When the three started the business in 2000 playout automation was an established concept but still being rolled out. Today, surely, everyone who needs it has got it, so where does the continuing business come from, and how can a company retain a distinctive offering?

“Yes, playout is almost a commodity today,” Hajittofi admits, adding “but it is the workflow that is new ground.

“Automation is a very wide remit,” he explains. “We are not just getting things to air any more. Now we have to manage assets, get them in the right form and in the right place. It is not just ingesting and playing out.

“We are now being involved much earlier in the cycle,” he says. “In the old days, the traffic system looked after assets and just handed us a playlist. Now we are being notified of the content sometimes months in advance. Making trailers, compliance editing – this is all seen as part of the asset management structure, and we now include tools for this.

“Broadcasters have still got a long way to go to automate all of these things. This business is going to be around for a long time.
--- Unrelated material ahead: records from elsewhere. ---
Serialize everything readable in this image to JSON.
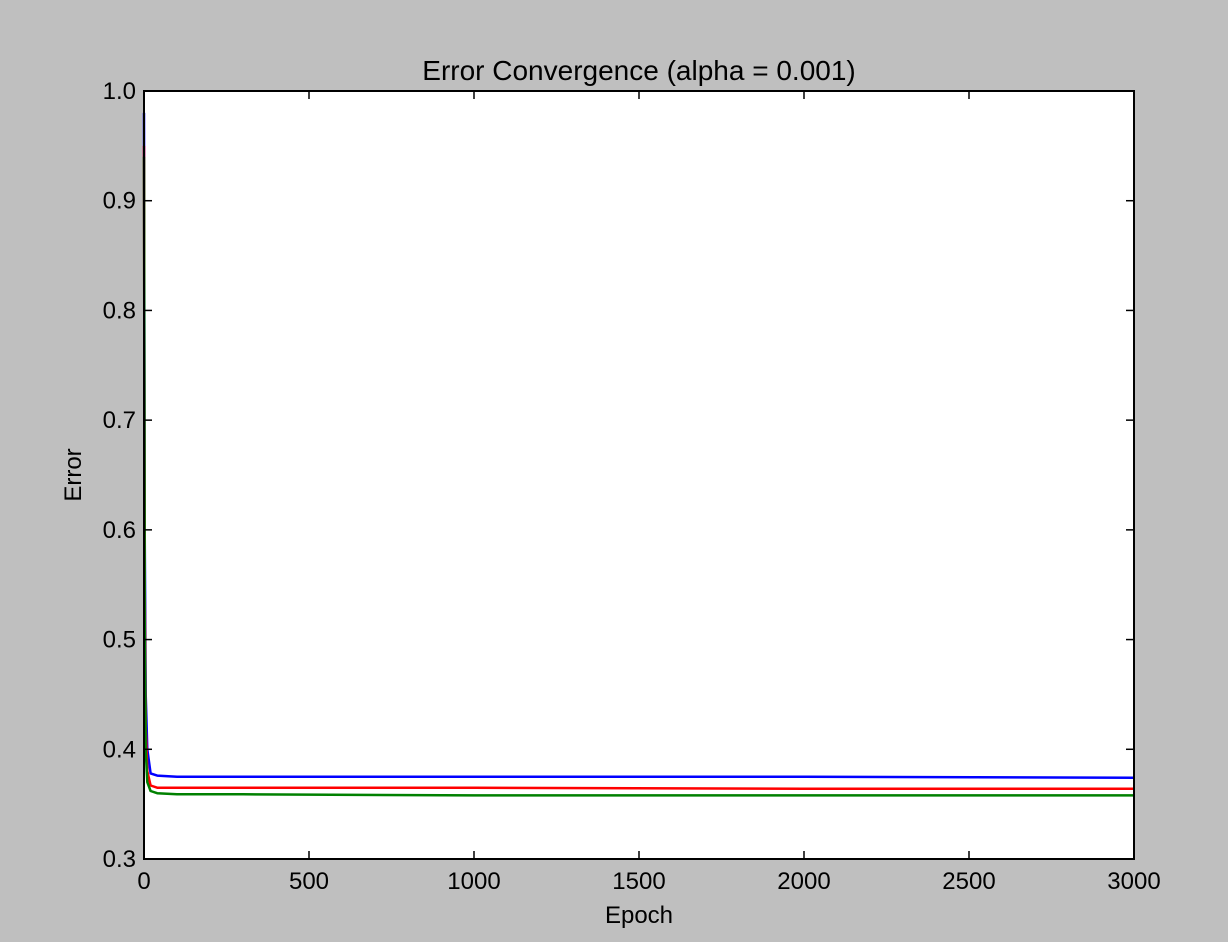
{
  "chart_data": {
    "type": "line",
    "title": "Error Convergence (alpha = 0.001)",
    "xlabel": "Epoch",
    "ylabel": "Error",
    "xlim": [
      0,
      3000
    ],
    "ylim": [
      0.3,
      1.0
    ],
    "xticks": [
      0,
      500,
      1000,
      1500,
      2000,
      2500,
      3000
    ],
    "yticks": [
      0.3,
      0.4,
      0.5,
      0.6,
      0.7,
      0.8,
      0.9,
      1.0
    ],
    "xtick_labels": [
      "0",
      "500",
      "1000",
      "1500",
      "2000",
      "2500",
      "3000"
    ],
    "ytick_labels": [
      "0.3",
      "0.4",
      "0.5",
      "0.6",
      "0.7",
      "0.8",
      "0.9",
      "1.0"
    ],
    "grid": false,
    "legend": "none",
    "background": "#bfbfbf",
    "plot_background": "#ffffff",
    "series": [
      {
        "color": "#0000ff",
        "x": [
          0,
          2,
          5,
          10,
          20,
          40,
          100,
          300,
          1000,
          2000,
          3000
        ],
        "y": [
          0.98,
          0.6,
          0.45,
          0.4,
          0.378,
          0.376,
          0.375,
          0.375,
          0.375,
          0.375,
          0.374
        ]
      },
      {
        "color": "#ff0000",
        "x": [
          0,
          2,
          5,
          10,
          20,
          40,
          100,
          300,
          1000,
          2000,
          3000
        ],
        "y": [
          0.95,
          0.55,
          0.42,
          0.38,
          0.367,
          0.365,
          0.365,
          0.365,
          0.365,
          0.364,
          0.364
        ]
      },
      {
        "color": "#008000",
        "x": [
          0,
          2,
          5,
          10,
          20,
          40,
          100,
          300,
          1000,
          2000,
          3000
        ],
        "y": [
          0.94,
          0.52,
          0.4,
          0.37,
          0.362,
          0.36,
          0.359,
          0.359,
          0.358,
          0.358,
          0.358
        ]
      }
    ]
  }
}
File-based workflows will become more common, so automation will move upstream. There will always be linear playout, but there will be more emphasis on content on demand.

“But that still needs the basics of production and media management,” he continues. “Content in the right form still has to be delivered to the server, and later archived. We will still have a role in the management of the media. In fact, we are going to have to manage larger volumes of data.”

Recently there has been a great deal of pressure towards “channel in a box” solutions, at all levels of the industry. Is this a goal for Pebble Beach?

“We see the value in best of breed, so we are not going to station in a box systems,” Peter Hajittofi states. “For most broadcasters a high level of service and functionality like fault tolerance is important.

“But we do need to support all equipment for lower cost channels and emergency backup facilities,” he adds. “So we have already delivered systems using the Miranda Xchannel server with graphics, for example.”

The strategy for the next ten years, and towards the ambition of market leadership, sees the completion of investment in the next generation platform which, in keeping with the company’s seaside theme, is called Marina.

“This is a totally distributed architecture, so we can scale much better than the old platform,” says Hajittofi. “It will run on Linux – not being dependent just on Microsoft will be significant.”

The new platform is designed to support the extended role for asset management that the company sees as its future market. It is also designed to meet the needs of its global market by supporting any language through a configurable user interface.

“We have made the language choice hot-swappable,” he claims. “How can we support a system any other way: an engineer can see what is going on with the touch of a key, even if the native system is running in Arabic or an Asian language.”

That seems to underline a core part of the Pebble Beach philosophy – and perhaps the secret of being a success in such a critical market – which is that support is absolutely central to keeping the user happy.

“This is not like conventional IT,” Peter Hajittofi claims. “You have to offer constant support, remotely and on site. We are proud that we have never lost a customer.”